Kathy Gibson reports – A massive 1-million 5G subscriptions are going to be added every day this year, taking the total to 580-million users by the end of 2021.
Todd Ashton, vice-president and head of Ericsson South and East Africa, points out that 5G growth is running way ahead of comparable 4G growth, with incredible take-up across the globe.
In contrast to 4G, though, more than 70% of all service providers are now offering fixed wireless access (FWA) services, with 5G service providers at the forefront of FWA adoption
At the end of 2020, the GCC region had the highest average monthly data traffic rate per smartphone in the world, exceeding 18Gb.
“For Africa, 4G is still the most important opportunity and technology, but 5G is growing fast, and it is coming here,” Ashton says.
There are now 150 service providers around the world that have launched 5G, with 3,5-billion 5G subscriptions forecast by 2026.
According to the latest Ericsson Mobility Report, 5G subscriptions are estimated to reach 1-billion and the price of 5G deices is coming down too. “I am convinced 5G will come to Africa faster than we currently think,” Ashton says.
In sub-Saharan Africa there is currently very little 5G penetration, and only 15% penetration for 4G. “One of the single biggest opportunities for Africa is to make the 4G and 5G penetration bigger,” Ashton adds. “You need to build the 4G layer out strongly as it is the baseline for 5G. Without 4G, 5G won’t be very helpful.”
In North America, 5G will reach 84% by 2026, and this will put such pressure on device prices that take-up will be quicker everywhere.
In sub-Saharan Africa, mobile subscriptions are continuing to grow, with mobile broadband subscriptions are predicted to increase, reaching 76% of subscriptions by 2026.
More than two-thirds of service providers in Middle East and Africa are offering fixed wireless access (FWA). “This technology has seen the highest growth in the last six month in regions with lowest levels of broadband penetration,” Ashton says. “I think this will be an important technology for Africa.
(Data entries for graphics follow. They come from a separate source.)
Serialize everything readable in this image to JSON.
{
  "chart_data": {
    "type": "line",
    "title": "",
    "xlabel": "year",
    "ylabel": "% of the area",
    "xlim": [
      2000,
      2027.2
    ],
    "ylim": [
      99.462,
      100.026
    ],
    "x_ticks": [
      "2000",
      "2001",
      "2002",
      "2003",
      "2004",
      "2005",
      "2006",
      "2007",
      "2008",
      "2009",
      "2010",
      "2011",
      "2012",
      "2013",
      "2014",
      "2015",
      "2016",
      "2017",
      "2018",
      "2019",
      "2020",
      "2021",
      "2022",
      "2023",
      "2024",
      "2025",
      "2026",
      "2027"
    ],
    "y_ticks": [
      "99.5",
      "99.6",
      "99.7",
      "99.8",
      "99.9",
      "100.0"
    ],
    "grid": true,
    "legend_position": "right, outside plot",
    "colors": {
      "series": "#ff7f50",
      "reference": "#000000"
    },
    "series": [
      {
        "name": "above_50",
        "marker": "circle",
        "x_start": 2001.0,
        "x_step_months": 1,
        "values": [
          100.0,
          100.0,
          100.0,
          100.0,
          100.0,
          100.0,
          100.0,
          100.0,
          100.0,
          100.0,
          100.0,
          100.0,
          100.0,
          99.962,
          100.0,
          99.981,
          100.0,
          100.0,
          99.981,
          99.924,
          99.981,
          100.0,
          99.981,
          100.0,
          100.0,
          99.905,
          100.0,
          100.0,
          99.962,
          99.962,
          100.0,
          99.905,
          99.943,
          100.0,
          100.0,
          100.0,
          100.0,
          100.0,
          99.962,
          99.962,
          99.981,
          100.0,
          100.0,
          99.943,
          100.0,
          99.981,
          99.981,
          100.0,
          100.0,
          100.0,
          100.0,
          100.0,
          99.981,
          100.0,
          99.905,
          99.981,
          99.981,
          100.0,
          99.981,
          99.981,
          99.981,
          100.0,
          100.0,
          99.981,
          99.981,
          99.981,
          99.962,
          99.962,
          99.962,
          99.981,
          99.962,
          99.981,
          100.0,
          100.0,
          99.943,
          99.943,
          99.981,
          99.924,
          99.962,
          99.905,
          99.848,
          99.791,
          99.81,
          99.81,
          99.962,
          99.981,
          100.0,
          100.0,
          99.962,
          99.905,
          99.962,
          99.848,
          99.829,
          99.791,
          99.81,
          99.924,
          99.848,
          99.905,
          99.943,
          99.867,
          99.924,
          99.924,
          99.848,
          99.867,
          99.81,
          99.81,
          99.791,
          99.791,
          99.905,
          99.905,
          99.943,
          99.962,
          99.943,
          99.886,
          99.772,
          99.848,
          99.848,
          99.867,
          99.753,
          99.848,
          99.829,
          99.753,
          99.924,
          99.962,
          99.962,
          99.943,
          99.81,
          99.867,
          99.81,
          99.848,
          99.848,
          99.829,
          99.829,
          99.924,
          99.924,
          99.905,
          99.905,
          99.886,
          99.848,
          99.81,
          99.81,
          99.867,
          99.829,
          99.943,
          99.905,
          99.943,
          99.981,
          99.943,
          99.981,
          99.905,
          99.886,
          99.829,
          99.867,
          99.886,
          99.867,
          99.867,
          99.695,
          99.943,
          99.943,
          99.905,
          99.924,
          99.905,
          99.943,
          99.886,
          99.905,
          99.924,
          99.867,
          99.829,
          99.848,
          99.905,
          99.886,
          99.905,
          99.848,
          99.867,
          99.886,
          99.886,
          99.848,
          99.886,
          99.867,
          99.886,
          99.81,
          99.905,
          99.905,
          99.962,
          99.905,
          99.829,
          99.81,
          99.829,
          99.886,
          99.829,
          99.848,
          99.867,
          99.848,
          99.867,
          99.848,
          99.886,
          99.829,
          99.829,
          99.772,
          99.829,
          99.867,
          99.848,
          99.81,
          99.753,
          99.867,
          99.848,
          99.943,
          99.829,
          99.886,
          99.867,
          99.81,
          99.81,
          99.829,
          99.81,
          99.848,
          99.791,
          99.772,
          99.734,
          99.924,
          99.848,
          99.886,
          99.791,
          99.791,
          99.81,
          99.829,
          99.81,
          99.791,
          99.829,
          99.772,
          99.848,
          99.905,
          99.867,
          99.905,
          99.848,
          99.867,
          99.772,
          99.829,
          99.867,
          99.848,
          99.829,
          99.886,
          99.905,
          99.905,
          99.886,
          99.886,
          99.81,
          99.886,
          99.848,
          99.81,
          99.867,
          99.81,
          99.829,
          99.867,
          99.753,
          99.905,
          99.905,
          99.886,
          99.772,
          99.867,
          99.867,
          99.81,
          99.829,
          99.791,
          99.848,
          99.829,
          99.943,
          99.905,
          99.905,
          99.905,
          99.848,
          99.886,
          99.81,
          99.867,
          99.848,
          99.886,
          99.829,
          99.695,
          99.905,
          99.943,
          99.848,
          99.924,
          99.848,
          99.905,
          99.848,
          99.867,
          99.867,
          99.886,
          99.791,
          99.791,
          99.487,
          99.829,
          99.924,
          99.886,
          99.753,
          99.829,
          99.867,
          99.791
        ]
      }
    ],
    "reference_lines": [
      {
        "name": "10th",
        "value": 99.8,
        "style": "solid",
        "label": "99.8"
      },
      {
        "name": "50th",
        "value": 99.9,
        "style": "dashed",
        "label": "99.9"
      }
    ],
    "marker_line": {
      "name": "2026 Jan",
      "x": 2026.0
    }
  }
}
For working from home and remote schooling, broadband is needed, and FWA can provide that.”
Mobile network data traffic grew 46% between the first and second quarters in 2021, with smartphones and video driving up mobile data traffic.
Sub-Sahara African countries are expected to have higher than average smartphone data growth. The average monthly usage was 2Gb at the end of 2020, but this is expected to grow about four-times.
Meanwhile, 4G networks are evolving to deliver increased network capacity and faster data speeds. There are currently 809 commercial LTE networks deployed, and 328 have been upgraded to LTE-A, while a total of 42 gigabit LTE networks have been commercially launched.
A ConsumerLab report, “The future of Urban Reality – an Africa perspective”, finds that living through the pandemic is causing consumers to prioritise differently. In the new normal, local shopping will lead the way, more online purchasing is predicted. Consumers have added 10 hours per week of online time, and 3,4 more services to the daily online activities in the new normal.
By 2025, consumers look to a future filled with opposing predictions. But they agree that convenience will come at the cost of privacy. Meanwhile, two in five express a concern for climate change and pollution, yet 74% are looking to increase their leisure travel going forward.
Three in 10 consumer expect to be fully remote working as the new norm, which is driving a change in mindset for consumers and companies around the office of the future.
One-quarter of all grocery shopping will go online. “This is driving a change in the structure of that segment of the retail industry,” says Ashton. “This offers new business opportunities, but it is also forcing us to change our habits.”
There is a divided view on how personal lifestyle choices will change by 2025, but some of the predictions include:
* Two in three will turn to e-learning;
* One in three believe they will mainly use car sharing;
* One in two would prefer to get an autonomous car;
* One in two expect to buy locally-produced products;
* One in three say that will refrain from flying for leisure; and
* One in two think entertainment to be more online.
People living in big cities and smaller towns have different priorities, Ashon adds.
“The same things are important but at different levels. City dwellers want to lead healthier lives and individual will practice mindful loving to a greater extent.
“In the towns, people want to have a steady job and many will need a second or third job.”
Privacy is a big issue. “The adoption of doing things online has gone crazy, but it has come with concerns, particularly around privacy,” Ashton says.
“In the online population, 82% believe that life in 2025 will become more convenient. But almost as many believe that, as online services become more pervasive and widely used, issue around privacy will also rise.”